2:07 PM PT: CA-Sen: Dem Sen. Barbara Boxer is jumping into the –erman fray on behalf of Rep. Howard Berman—in response, she says, to Rep. Brad Sherman's mailer which tries to connect Berman to the 2010 San Bruno pipeline explosion that killed eight people. You can view the flyer here, which blames utility company PG&E for the deaths and points out that Berman has received $10,000 from the corporation's super PAC. Given the blowback, though, it seems like Sherman may wind up taking the bigger hit from this move.
2:16 PM PT: NE-Sen: Another sketchy Citizens United/Wenzel Strategies poll, this time of the GOP Senate primary in Nebraska. CU has endorsed AG Jon Bruning, whom they find at 48%, with Treasurer Don Stenberg at 19 and state Sen. Deb Fischer at 10. Other polling has tended to show a tighter race, and Wenzel's track record is sketchball, so you've been warned.
“With the nature of the work that I did, I met a lot of people that have gone to jail or are presently in jail.”Or to paraphrase: Of course my friends and business partners are criminals! Who else do I know?

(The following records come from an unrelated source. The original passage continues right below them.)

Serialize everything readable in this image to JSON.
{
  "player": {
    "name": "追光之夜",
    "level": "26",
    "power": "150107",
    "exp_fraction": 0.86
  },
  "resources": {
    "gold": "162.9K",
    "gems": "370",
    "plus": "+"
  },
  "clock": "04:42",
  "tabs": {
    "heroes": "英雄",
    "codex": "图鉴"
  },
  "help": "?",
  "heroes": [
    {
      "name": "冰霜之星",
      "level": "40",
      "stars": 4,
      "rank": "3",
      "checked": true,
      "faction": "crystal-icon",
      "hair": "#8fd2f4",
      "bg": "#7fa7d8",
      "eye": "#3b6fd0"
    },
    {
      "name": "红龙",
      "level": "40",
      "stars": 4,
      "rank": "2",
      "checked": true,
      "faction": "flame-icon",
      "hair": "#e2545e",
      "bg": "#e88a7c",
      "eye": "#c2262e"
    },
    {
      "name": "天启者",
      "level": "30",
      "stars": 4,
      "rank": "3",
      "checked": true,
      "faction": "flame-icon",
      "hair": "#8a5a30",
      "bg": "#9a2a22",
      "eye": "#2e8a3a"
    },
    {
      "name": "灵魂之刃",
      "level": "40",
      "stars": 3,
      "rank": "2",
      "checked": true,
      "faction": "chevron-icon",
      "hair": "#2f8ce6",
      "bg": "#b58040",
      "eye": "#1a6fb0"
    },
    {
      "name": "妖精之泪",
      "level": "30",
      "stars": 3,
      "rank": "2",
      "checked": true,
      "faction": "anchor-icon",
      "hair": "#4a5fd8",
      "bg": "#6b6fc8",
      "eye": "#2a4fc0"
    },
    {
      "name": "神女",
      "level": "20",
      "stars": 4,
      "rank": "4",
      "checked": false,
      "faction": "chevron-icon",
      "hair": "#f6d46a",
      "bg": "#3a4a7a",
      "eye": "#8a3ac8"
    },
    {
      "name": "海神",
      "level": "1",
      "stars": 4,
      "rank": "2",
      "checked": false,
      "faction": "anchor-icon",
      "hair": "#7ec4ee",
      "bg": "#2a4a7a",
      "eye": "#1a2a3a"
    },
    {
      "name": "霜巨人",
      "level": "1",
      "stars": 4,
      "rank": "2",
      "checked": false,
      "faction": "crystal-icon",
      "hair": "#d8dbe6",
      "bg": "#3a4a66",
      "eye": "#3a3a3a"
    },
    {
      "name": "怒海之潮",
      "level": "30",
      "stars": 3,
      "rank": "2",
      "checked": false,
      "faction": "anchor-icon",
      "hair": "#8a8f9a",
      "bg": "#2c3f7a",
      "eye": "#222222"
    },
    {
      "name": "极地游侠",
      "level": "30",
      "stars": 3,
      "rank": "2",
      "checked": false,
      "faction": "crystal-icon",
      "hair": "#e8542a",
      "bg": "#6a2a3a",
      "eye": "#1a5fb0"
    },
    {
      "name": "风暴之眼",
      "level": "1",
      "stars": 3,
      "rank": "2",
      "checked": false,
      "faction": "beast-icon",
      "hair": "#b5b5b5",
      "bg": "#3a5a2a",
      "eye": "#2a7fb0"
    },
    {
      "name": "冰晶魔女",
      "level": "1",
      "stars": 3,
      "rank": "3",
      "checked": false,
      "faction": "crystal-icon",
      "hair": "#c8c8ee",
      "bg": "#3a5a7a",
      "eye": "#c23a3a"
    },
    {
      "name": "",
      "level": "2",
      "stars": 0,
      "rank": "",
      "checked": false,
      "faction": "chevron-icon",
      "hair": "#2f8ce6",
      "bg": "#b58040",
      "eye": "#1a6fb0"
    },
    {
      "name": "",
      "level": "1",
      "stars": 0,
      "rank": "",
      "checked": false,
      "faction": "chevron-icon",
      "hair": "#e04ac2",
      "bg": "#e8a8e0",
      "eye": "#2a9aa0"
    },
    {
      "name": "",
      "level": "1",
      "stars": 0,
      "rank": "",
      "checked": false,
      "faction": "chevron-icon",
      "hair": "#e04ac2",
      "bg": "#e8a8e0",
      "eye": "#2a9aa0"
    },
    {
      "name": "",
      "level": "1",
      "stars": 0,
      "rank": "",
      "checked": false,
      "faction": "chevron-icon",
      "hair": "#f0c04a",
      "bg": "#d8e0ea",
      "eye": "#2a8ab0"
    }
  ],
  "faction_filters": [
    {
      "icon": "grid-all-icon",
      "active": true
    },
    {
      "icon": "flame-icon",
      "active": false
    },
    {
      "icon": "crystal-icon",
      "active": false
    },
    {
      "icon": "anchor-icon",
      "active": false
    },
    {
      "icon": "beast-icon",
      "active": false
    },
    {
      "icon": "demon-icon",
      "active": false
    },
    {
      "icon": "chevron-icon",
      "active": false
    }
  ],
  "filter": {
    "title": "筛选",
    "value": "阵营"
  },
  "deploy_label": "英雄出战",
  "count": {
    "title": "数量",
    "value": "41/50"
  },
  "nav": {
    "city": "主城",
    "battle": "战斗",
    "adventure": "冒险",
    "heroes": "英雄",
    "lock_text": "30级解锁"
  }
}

3:33 PM PT: FL-16: Hot cat fud, comin' through! Republican Reps. Adam Kinzinger and Don Manzullo are both going up on the air with dueling ads, which you can watch at the link. Both try to attack each other on spending, with each touting their conservative credentials. Kinzinger's spot, in which he talks directly to the camera, is filled mostly with platitudes (and cheesy, quasi-martial music), though he does specifically call out Manzullo by name for supporting "failed programs like Obama's cash for clunkers." Manzullo's ad is a bit more traditional, with a voiceover announcer ominously declaring that Kinzinger voted to spend $209 billion more than Manzullo. While I'd like to see these two beat on each other all year long, sadly, the primary is just a month away—but at least that means the next few weeks should be pretty hardcore, since for Manzullo at least, everything is on the line. (Kinzinger is only 33 and could live to fight another day even if he loses.)
3:44 PM PT: Passings: Former Indiana Rep. Katie Hall died on Monday, and though her tenure in Congress was very brief, that's precisely why I mention her. Hall, a Democrat, won a special election in 1982 to replace Rep. Adam Benjamin after he died, but lost narrowly in the first primary she faced in 1984 to Rep. Pete Visclosky, who still serves in the 1st District today. Hall subsequently held other local offices but was unsuccessful in two later attempts to challenge Visclosky. She was later indicted on charges of racketeering and mail fraud, to which she pled guilty but avoided jail time.